I’m so excited to be part of the Ghost Story Advent again this year. My story for 2022 is The Ghost in the Bride’s Chamber by Charles Dickens.
The story follows Mr Goodchild and Mr Idle’s adventures and this piece finds them in a very old and creepy house. On entering the house they are disturbed to see a group of six silent old men wandering up the staircase who appear to be unknown to the house’s other inhabitants. Even more strangely, the door to their sitting room keeps opening and closing at regular intervals; very disturbing to a peaceful evening by the fire!
The story of the Bride’s Chamber itself is told to Mr Goodchild by one of these old men who appears when the bell tolls one. The bell summoning a key figure in the story particularly made me smile when I was writing this up yesterday as I had also just listened to The Bell by Frederick Cowles, as part of the Hallowed Histories podcast’s series of ghost stories for the season, which features a similar summoning from the eponymous bell.
The old man proceeds to tell the story of the Bride and her haunted chamber. The Bride, Ellen, an orphan of simple wants and habits, is kept by her Guardian and future husband in a isolated and gloomy house. The descriptions of her seclusion give the piece a fairy tale feel which reminded me very much of Rapunzel and the lady currently being kept prisoner by the skull in my reading of The Palm-Wine Drinkard.
The story is also very unique however and as the tale unfolds, the themes of guilt and regret often utilised in ghost stories actually culminate in an individual way with a wonderful feeling of sinister dread. This is one which is perfect for fans of Wilkie Collins’ The Woman in White, and is a much faster read to cosy up with as the cold dark nights draw in.
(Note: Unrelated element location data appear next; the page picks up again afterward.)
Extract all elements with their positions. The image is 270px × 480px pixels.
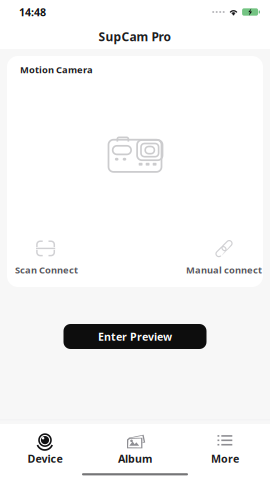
staticText: Motion Camera <box>20 64 93 76</box>
staticText: Scan Connect <box>15 264 78 276</box>
button[interactable]: Manual connect <box>186 240 263 276</box>
staticText: More <box>211 452 239 466</box>
staticText: 14:48 <box>19 5 46 19</box>
button[interactable]: Enter Preview <box>64 324 206 349</box>
staticText: Device <box>28 452 62 466</box>
button[interactable]: Album <box>90 431 180 465</box>
staticText: Album <box>118 452 152 466</box>
staticText: SupCam Pro <box>98 28 172 44</box>
button[interactable]: Scan Connect <box>7 241 78 276</box>
button[interactable]: More <box>180 431 270 465</box>
button[interactable]: Device <box>0 431 90 465</box>
staticText: Manual connect <box>186 264 262 276</box>
staticText: Enter Preview <box>98 329 172 344</box>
The Ghost in the Bride’s Chamber is a strong example of Dickens’ supernatural fiction and shows that he deserves to be as recognised in the genre as much as he is in realist fiction. His most famous ghost story has of course been regularly dismissed as Scrooge’s guilt-ridden hallucinatory dream, with nothing at all supernatural about it, though I like to think that the undigested bit of beef was definitely Marley’s rattling chains and his cold and draughty Victorian house was just as much haunted as the wretched Bride’s chamber.